July 2, 2017: In the northeast (Kurdish Iraq) across the Iran border in West Azerbaijan Province IRGC (Iranian Revolutionary Guard Corps) troops fired several dozen shells into Iraq. Three Iraqis were wounded and hundreds of Iraqi Kurds fled their homes. There was some damage to property. The artillery fire was aimed at a rural area that was often used as a base area by Iranian Kurdish KDPI separatists as well as the larger PJAK Iranian Kurdish rebel group (with about twice as many armed members as KDPI). The Iraqi Kurds don’t officially approve of these Iranian Kurds hiding out in remote border areas but they won’t send their own troops in to oust them. The Iraqi government apologizes to Iran but will not go to war with its own Kurds over this. Thus it is no surprise that Iran is currently blaming Saudi Arabia for the Iranian Kurds finding sanctuary in northern Iraq.

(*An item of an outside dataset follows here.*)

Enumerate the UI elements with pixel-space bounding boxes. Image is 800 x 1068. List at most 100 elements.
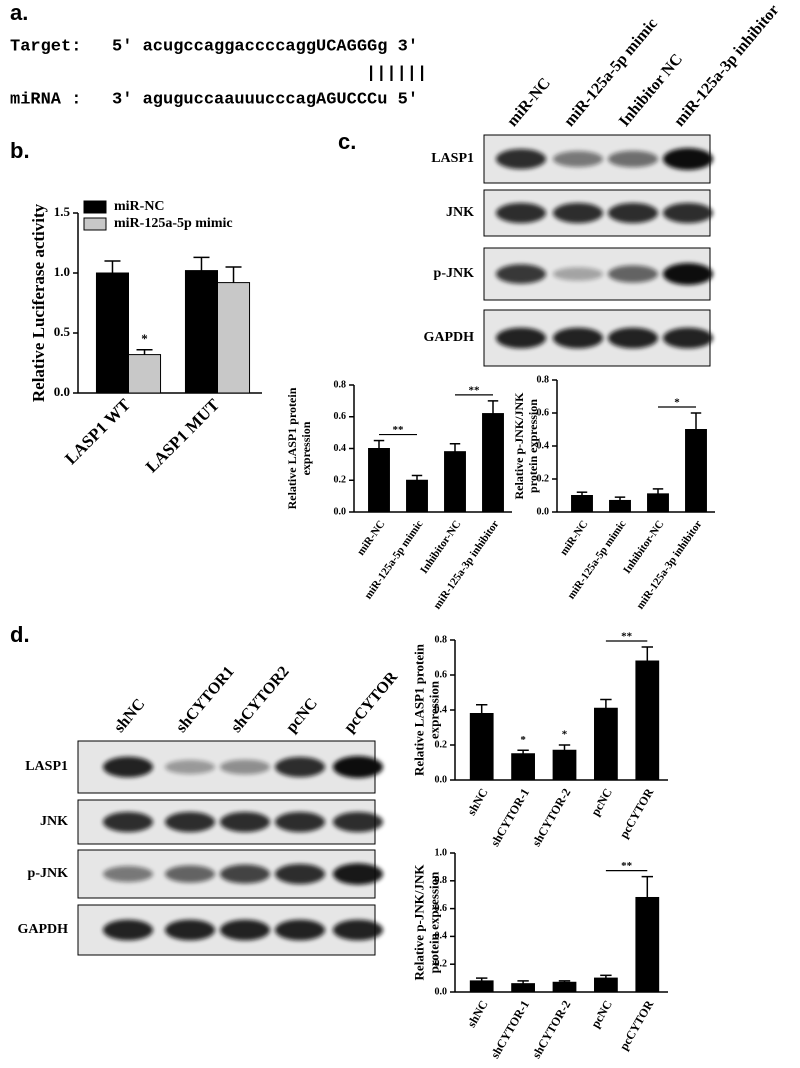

June 29, 2017: Syrian rebel groups announced that ISIL founder Abu Bakr al-Baghdadi was dead but would not provide details. As recently as June 16th Russia still claimed that it had used an airstrike to kill Baghdadi on May 28th.
June 23, 2017: In the northwest, on the Syrian border a force of Iraqi Shia militia crossed into Syria (Deir Ezzor province) and joined with Syrian Army troops to push ISIL forces further away from the Iraqi border.
June 20, 2017: Saudi Arabia and Iraq have agreed to a prisoner exchange. Iraq will return 75 Saudi ISIL members jailed on Islamic terrorism charges while the Saudis will turn over two Iraqi Shia who were arrested in 2016 while Mecca and preaching against Saudi control of the Islamic holy places. Saudi Arabia also announced it was providing infantry weapons and ammunition to Iraq and increasing cooperation in dealing with Islamic terrorism. Since the late 1990s the largest source of recruits for al Qaeda and ISIL have come from Saudi Arabia. The Saudi government only reluctantly eventually (especially after 2003) admitted that this was a problem but is still seeking a solution.